没有人知道这背后,是一个年轻人用生命布下的局,和另一个年轻人用一年的光阴,走完的收官之路。
又是一个冬至。
京城落了今年的第一场雪。
古平房独自一人,提着一壶酒,来到了城外的孤山。李钦的坟,就立在这里。没有墓碑,只有一个小小的土包。李家倒了,他成了罪人,连一块刻着名字的石头,都不配拥有。

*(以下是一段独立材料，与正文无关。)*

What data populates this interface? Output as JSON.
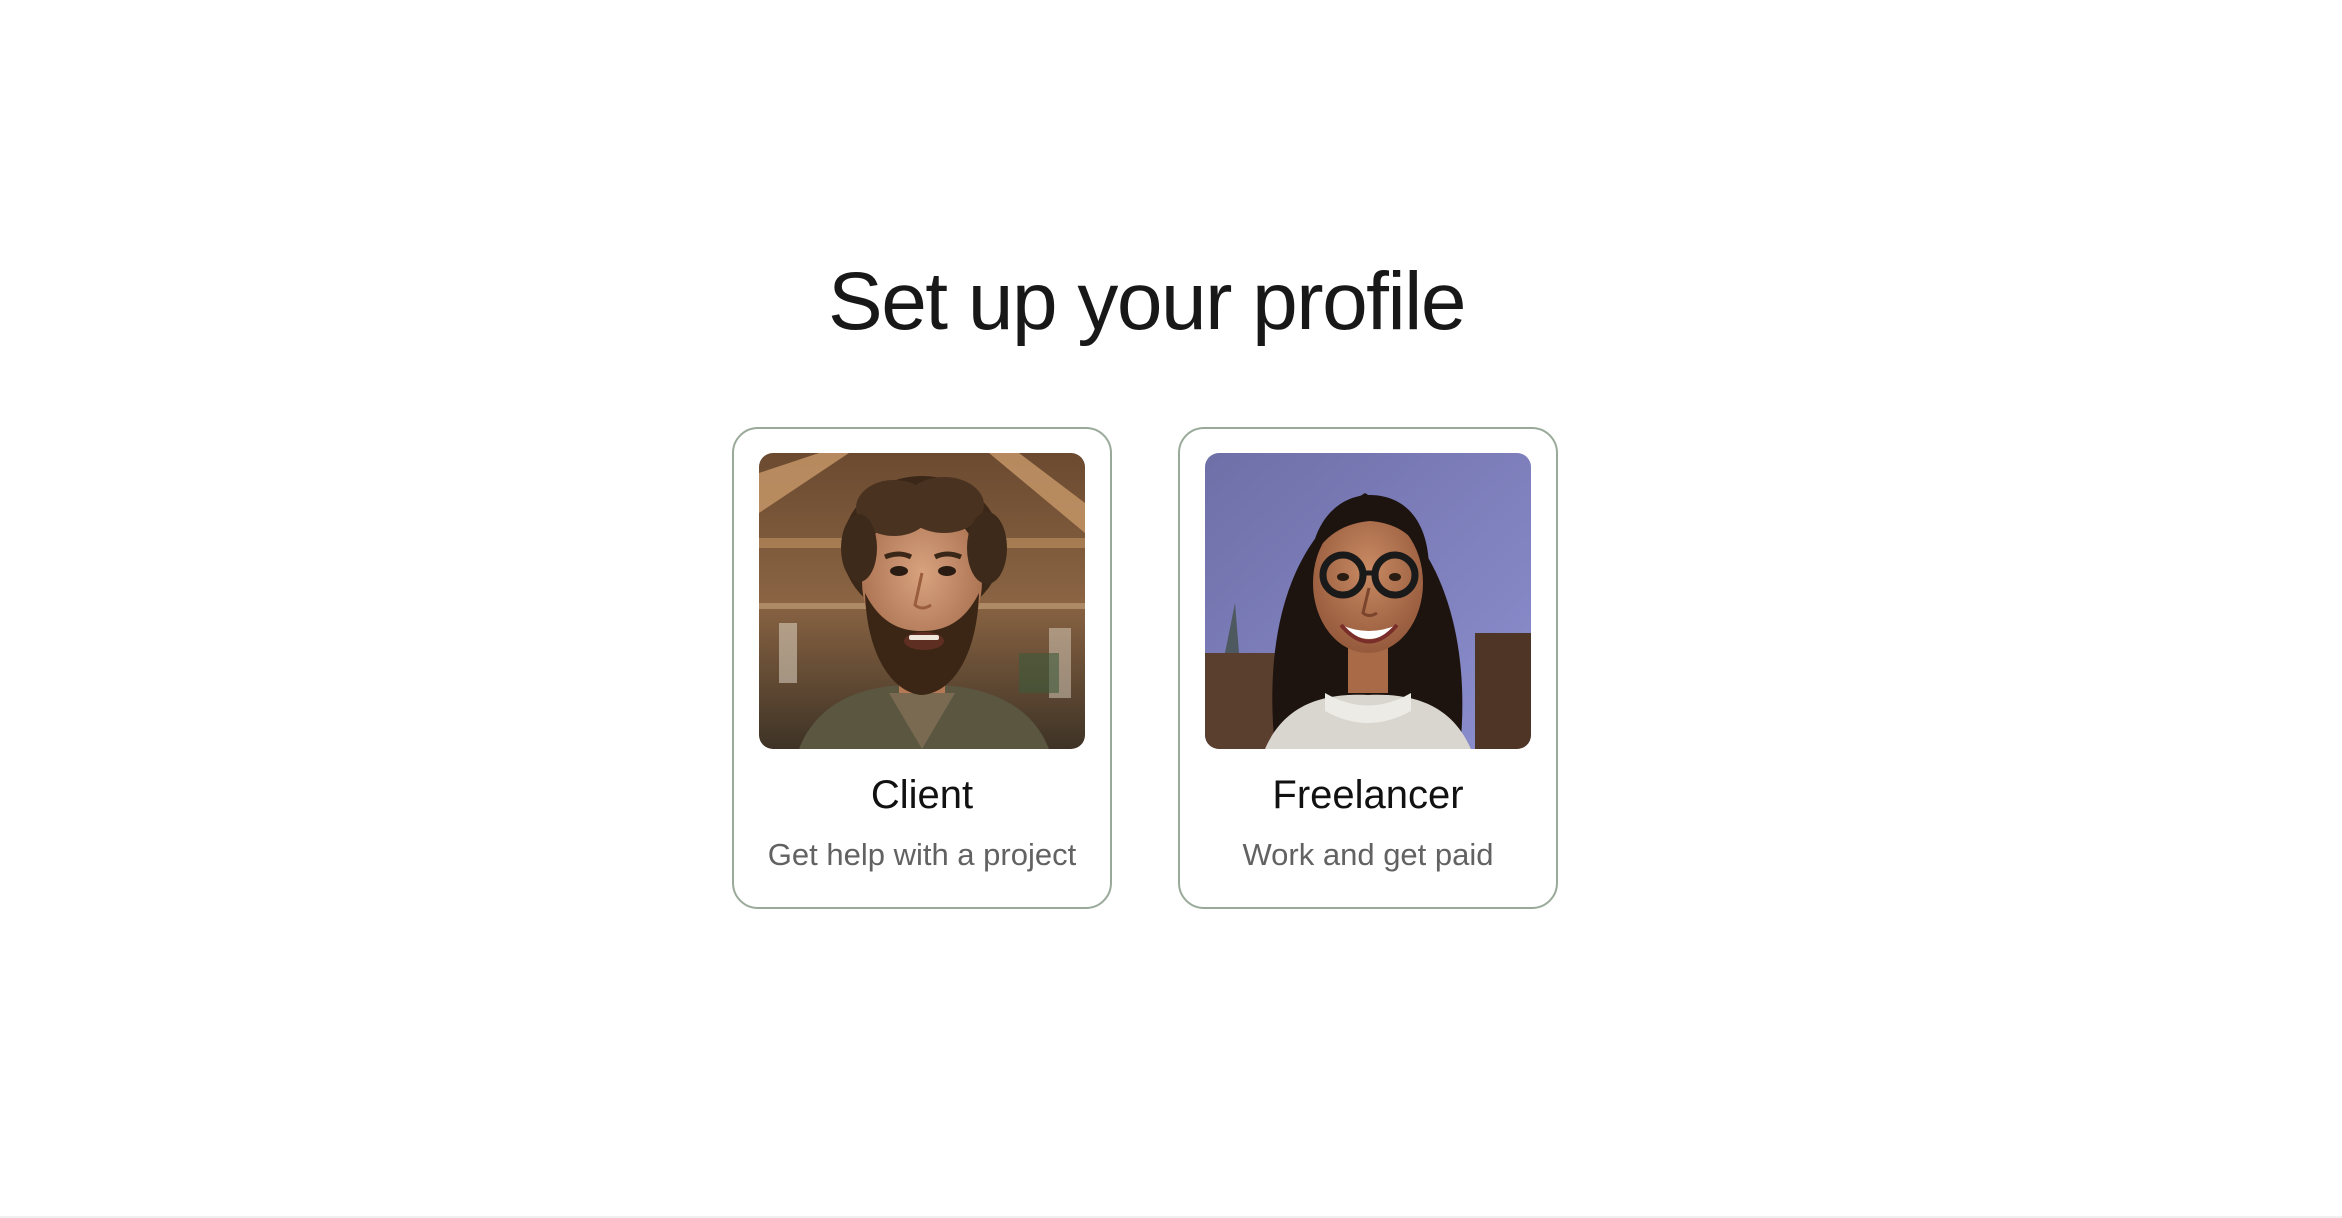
{
  "page": {
    "title": "Set up your profile"
  },
  "cards": [
    {
      "title": "Client",
      "subtitle": "Get help with a project",
      "image": "man-portrait-photo"
    },
    {
      "title": "Freelancer",
      "subtitle": "Work and get paid",
      "image": "woman-portrait-photo"
    }
  ],
  "colors": {
    "card_border": "#9aaa9a",
    "title_text": "#181818",
    "subtitle_text": "#626262",
    "background": "#ffffff"
  }
}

古平房将坟上的积雪扫去,把酒倒在坟前,酒液渗入冰冷的土地,瞬间不见了踪影。
“李兄,齐王倒了。常……公主殿下,也安好。”古平房对着土坟,轻声说道,像是在对一个老友叙话,“我去看过她。在静安寺,她过得很平静。她说,青灯古佛,或许是她最好的归宿。她让我转告你,她不恨你。她都明白了。”
风雪中,仿佛传来一声悠长的叹息。
“这一年来,我时常在想,你做的,到底值不值得。”古平房自嘲地笑了笑,“用你的命,你的名声,你的一切,去换一个所谓的天下太平。可这天下,又有几人记得你?史书上,你只会是一个因色欲而死的罪人。”
“可是后来,我想明白了。”
古平房站起身,遥望着远处被白雪覆盖的巍巍京城。
“有些人做事,不是为了让天下人记住。而是为了,让这天下,还值得人去守护。”
“你守住了你的道。现在,轮到我了。”
他将剩下的酒一饮而尽,辛辣的酒液入喉,化作一股暖流,驱散了满身的寒意。
他转身,迎着漫天风雪,一步一步,向着那座他用生命去守护的城池,坚定地走去。他的身后,是友人的孤坟。他的前方,是未尽的责任与道义。
雪,越下越大,渐渐覆盖了他来时的脚印,也覆盖了那座无名的小土包,仿佛将所有的恩怨情仇,都一同埋葬在了这片干净的白茫茫大地真干净之中。